HTMLのFile System APIを使ってローカルドライブからローカルファイルシステムへファイルをアップロードする方法
はじめに
Webアプリケーション開発では、ユーザーのローカルドライブからファイルを読み込み、クライアント側のファイルシステムに保存したいというケースがあります。HTMLとJavaScriptを組み合わせることで、この処理を実現できます。本記事では、代表的な実装方法として以下の3つを紹介します。
- webkitdirectory属性:
<input type="file">にこの属性を指定すると、専用のダイアログボックスからフォルダ(ディレクトリ)ごと選択できるようになります。 - File System API:サンドボックス化された仮想ファイルシステムを提供し、クライアントマシン上にファイルを保存できます。
- File API:
<input type="file">要素で選択されたファイルを読み取るためのAPIです。
これらの機能はいずれもGoogle Chromeで正しく動作します。その中でも、webkitdirectory属性によるディレクトリ選択が最も扱いやすい方法です。
ディレクトリを選択する:webkitdirectory属性
<input type="file" webkitdirectory> のように記述すると、通常のファイル選択ではなくフォルダ選択モードになり、フォルダ内の全ファイルを一括で取得できます。複数ファイルをまとめてアップロードしたい場合に特に便利です。
File System APIでサンドボックス領域を確保する
クライアント側に保存領域を作成するには、webkitRequestFileSystem() を呼び出します。
webkitRequestFileSystem(
window.TEMPORARY, 5 * 1024 * 1024, function(_fs) {
fs = _fs;
},
err
);
上記のコードで使用している err と fs は、次のように定義されています。
var fs,
err = function(err) {
throw err;
};
コードの解説
window.TEMPORARY:一時的なストレージ領域をリクエストします(永続化が必要な場合はwindow.PERSISTENTを使用します)。

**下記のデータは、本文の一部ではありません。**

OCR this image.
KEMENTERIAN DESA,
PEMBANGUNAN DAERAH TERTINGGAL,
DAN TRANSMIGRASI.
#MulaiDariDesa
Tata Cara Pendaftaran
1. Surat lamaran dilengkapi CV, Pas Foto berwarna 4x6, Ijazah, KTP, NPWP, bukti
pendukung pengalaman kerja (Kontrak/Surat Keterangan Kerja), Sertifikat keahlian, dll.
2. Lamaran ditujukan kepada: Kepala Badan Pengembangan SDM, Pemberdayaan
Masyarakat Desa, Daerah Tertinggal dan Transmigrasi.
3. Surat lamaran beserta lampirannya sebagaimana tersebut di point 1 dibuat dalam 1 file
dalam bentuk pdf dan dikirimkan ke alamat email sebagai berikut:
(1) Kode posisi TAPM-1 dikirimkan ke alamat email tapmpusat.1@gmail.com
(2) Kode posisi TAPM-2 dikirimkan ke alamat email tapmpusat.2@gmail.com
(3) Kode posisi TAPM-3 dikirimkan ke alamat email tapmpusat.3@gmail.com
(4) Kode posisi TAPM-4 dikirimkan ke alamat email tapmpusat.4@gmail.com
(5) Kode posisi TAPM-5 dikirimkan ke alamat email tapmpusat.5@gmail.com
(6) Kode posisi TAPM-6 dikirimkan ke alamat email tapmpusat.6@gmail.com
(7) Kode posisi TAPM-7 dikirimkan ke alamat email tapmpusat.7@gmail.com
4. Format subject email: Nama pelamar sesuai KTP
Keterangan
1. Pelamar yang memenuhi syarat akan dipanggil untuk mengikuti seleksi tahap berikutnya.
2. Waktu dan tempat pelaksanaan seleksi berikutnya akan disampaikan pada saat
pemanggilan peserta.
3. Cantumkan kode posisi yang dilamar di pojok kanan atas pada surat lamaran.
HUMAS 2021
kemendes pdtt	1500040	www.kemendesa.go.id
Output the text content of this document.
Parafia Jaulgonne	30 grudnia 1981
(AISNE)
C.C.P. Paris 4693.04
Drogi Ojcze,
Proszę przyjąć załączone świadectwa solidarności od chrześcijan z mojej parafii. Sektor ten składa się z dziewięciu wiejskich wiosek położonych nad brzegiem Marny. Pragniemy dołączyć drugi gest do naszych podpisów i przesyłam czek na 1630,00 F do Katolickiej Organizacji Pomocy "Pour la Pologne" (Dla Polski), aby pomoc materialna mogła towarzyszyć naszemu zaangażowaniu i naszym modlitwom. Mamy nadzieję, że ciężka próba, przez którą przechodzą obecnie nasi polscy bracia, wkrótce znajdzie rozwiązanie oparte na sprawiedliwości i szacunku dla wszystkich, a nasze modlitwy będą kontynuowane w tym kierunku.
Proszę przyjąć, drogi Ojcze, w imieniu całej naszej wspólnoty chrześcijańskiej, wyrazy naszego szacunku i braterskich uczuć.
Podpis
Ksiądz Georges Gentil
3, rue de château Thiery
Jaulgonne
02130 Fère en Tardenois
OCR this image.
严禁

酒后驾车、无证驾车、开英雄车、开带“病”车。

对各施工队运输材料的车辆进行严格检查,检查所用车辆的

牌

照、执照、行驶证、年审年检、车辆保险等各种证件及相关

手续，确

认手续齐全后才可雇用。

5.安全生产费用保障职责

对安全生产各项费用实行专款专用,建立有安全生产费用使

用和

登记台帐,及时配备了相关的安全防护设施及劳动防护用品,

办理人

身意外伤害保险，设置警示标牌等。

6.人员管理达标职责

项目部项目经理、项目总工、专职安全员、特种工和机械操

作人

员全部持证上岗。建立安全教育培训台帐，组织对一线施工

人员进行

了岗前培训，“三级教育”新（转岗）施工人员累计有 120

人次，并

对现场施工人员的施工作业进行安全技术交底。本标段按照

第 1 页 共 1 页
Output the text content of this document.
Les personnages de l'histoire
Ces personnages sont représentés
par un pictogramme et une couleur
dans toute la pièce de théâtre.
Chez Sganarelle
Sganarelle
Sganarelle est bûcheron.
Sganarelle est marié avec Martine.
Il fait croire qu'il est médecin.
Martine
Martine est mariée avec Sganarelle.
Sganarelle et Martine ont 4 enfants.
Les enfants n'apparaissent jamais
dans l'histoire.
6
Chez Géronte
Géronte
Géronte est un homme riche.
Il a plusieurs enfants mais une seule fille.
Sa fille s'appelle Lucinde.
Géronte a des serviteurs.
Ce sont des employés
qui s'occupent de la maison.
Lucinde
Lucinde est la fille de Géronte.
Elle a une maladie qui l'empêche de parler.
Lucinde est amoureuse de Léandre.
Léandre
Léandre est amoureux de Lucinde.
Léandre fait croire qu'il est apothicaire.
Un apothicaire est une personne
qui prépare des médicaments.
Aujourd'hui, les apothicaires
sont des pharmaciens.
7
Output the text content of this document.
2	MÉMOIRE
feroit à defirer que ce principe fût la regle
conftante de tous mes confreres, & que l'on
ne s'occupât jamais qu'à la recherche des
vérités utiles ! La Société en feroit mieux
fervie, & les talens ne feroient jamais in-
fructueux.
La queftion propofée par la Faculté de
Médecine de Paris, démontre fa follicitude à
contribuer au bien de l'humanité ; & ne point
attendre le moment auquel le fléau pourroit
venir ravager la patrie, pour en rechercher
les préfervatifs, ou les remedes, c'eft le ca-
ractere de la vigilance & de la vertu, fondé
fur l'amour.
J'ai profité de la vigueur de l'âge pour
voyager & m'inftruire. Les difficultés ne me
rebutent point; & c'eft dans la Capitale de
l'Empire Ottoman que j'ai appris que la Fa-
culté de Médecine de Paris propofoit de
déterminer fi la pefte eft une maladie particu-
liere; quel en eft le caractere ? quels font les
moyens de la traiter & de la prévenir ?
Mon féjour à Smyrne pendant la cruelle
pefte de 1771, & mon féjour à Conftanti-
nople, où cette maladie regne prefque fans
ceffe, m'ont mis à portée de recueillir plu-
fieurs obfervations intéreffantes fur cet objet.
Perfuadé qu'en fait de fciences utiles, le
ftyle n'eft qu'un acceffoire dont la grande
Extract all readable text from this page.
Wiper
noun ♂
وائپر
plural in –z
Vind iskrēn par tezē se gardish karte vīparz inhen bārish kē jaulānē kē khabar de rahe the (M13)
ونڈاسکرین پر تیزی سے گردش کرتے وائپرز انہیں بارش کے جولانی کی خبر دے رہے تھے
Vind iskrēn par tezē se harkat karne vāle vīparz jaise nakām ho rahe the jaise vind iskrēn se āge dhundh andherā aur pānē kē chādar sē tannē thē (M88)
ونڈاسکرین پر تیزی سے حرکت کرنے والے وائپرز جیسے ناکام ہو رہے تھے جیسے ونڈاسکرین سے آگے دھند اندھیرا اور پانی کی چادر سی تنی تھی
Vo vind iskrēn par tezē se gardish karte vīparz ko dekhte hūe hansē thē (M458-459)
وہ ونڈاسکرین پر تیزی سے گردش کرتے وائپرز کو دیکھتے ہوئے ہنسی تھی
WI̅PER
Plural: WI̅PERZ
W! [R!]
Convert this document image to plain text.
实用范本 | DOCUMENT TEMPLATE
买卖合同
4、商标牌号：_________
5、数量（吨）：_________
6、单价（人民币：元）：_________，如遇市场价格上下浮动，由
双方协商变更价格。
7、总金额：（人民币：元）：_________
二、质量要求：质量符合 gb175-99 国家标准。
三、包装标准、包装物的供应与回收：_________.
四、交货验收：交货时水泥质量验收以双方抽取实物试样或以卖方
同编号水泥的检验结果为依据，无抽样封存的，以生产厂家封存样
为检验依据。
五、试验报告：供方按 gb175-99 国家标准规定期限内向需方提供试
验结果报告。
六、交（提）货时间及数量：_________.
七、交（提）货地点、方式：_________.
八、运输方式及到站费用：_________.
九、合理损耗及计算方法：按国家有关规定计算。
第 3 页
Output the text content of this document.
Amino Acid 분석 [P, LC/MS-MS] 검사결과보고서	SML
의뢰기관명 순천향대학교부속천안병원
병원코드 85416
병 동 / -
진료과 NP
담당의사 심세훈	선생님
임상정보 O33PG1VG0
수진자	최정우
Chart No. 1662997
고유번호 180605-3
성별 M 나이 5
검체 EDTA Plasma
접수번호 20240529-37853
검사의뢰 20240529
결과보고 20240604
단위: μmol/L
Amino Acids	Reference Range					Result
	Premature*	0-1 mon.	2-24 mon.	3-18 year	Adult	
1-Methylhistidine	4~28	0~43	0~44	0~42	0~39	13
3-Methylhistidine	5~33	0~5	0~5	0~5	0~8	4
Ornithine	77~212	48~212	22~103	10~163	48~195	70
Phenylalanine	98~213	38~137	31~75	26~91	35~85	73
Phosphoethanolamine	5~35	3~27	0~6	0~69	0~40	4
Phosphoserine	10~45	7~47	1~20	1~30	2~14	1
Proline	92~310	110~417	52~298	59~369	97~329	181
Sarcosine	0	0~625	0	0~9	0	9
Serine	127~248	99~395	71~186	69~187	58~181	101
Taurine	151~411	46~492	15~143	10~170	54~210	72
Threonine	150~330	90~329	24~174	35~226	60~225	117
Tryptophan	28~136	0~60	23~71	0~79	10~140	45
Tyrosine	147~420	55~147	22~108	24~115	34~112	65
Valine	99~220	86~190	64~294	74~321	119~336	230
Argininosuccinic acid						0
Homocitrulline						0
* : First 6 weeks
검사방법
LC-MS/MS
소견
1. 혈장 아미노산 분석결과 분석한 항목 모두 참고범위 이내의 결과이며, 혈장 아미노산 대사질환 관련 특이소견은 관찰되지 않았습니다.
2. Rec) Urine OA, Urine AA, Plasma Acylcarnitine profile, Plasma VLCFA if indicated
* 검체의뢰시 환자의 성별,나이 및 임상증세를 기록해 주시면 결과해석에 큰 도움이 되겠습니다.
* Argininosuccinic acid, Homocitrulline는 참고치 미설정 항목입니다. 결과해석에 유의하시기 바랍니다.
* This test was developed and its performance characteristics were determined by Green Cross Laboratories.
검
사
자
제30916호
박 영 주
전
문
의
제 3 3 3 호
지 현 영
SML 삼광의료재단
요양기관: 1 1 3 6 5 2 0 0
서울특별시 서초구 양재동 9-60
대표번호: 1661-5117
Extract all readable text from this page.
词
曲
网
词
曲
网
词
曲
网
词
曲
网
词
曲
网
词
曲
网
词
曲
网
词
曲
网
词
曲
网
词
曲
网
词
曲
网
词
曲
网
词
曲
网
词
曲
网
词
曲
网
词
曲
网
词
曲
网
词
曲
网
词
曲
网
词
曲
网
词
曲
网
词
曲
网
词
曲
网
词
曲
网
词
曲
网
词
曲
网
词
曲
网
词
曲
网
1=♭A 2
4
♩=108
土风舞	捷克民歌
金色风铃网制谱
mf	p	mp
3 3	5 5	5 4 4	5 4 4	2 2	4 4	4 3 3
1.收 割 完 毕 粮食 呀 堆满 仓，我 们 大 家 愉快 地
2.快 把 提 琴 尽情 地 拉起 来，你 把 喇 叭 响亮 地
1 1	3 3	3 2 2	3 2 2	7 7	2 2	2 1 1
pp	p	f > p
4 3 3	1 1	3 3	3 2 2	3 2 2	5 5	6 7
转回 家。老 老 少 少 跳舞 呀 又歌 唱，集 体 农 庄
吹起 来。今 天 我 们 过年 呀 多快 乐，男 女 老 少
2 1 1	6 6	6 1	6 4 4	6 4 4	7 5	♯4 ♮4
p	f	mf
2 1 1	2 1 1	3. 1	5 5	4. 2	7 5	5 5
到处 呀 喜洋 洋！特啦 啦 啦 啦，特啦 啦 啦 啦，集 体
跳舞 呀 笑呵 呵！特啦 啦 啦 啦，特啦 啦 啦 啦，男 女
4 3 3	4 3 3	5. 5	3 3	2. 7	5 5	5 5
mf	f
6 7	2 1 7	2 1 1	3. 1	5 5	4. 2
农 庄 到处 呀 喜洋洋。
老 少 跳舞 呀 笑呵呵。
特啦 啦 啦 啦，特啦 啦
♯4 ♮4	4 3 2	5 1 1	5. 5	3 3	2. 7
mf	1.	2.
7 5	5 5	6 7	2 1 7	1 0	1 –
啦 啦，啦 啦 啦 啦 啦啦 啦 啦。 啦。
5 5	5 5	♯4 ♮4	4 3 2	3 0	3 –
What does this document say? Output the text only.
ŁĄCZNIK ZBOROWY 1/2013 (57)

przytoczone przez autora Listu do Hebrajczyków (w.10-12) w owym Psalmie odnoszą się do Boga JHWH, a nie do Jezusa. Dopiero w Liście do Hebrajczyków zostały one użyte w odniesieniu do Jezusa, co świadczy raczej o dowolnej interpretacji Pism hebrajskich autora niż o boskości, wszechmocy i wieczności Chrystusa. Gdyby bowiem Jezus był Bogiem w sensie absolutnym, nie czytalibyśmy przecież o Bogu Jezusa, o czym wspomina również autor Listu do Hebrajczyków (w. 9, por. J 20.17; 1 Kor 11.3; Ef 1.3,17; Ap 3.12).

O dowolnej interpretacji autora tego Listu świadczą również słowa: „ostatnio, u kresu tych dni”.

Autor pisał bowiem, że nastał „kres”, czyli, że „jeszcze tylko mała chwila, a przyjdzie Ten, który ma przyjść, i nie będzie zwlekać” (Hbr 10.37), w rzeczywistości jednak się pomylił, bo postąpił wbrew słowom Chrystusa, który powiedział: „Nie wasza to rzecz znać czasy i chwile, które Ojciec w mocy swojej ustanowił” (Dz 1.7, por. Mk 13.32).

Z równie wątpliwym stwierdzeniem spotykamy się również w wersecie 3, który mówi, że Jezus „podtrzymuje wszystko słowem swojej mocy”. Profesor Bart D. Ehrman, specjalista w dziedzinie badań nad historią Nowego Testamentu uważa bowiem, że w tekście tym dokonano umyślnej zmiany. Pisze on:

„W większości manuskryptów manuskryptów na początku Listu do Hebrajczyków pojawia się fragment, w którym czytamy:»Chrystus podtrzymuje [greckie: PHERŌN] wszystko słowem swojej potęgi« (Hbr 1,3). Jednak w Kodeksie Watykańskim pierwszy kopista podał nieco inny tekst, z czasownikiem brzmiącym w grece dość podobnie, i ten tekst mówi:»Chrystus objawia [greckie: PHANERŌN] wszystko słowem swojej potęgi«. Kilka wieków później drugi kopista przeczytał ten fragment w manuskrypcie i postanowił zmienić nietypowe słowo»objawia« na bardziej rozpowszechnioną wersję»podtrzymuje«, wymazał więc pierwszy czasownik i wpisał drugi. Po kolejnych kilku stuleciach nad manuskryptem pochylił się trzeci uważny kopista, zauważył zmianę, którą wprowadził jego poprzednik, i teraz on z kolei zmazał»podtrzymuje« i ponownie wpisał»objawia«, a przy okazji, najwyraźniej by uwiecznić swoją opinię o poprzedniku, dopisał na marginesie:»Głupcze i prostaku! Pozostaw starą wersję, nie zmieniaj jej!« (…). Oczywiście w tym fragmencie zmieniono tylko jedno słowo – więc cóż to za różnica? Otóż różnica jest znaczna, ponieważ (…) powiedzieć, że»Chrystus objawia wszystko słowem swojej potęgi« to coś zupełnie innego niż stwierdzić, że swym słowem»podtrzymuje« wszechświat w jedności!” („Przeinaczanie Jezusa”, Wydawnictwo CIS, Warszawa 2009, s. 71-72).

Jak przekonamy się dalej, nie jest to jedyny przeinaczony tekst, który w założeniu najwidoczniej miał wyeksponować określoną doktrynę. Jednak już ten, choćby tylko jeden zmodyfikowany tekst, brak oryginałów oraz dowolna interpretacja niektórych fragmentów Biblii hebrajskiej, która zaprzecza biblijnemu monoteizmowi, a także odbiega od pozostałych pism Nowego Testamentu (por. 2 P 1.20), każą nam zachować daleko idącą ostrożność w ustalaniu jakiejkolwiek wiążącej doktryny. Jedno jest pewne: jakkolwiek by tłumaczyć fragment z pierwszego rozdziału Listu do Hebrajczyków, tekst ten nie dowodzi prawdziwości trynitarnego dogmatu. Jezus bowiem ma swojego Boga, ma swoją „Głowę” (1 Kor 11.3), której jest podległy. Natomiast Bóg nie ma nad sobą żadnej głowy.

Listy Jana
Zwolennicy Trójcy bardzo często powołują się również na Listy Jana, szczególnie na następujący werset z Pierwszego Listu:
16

5 * 1024 * 1024:約5MBのストレージ容量を要求しています。- 成功時のコールバック関数内で、ファイルシステムオブジェクトを受け取り、変数
fsに格納します。 - エラー発生時には
err関数が呼ばれ、例外をスローして問題を通知します。
注意点
File System APIはサンドボックス化されているため、ブラウザが管理する専用領域以外の任意のパスにはアクセスできません。また、これらの機能は主にGoogle Chrome(WebKit/Blink系ブラウザ)でのみ動作するため、FirefoxやSafariなど他のブラウザへの対応が必要な場合は、代替手段の検討をおすすめします。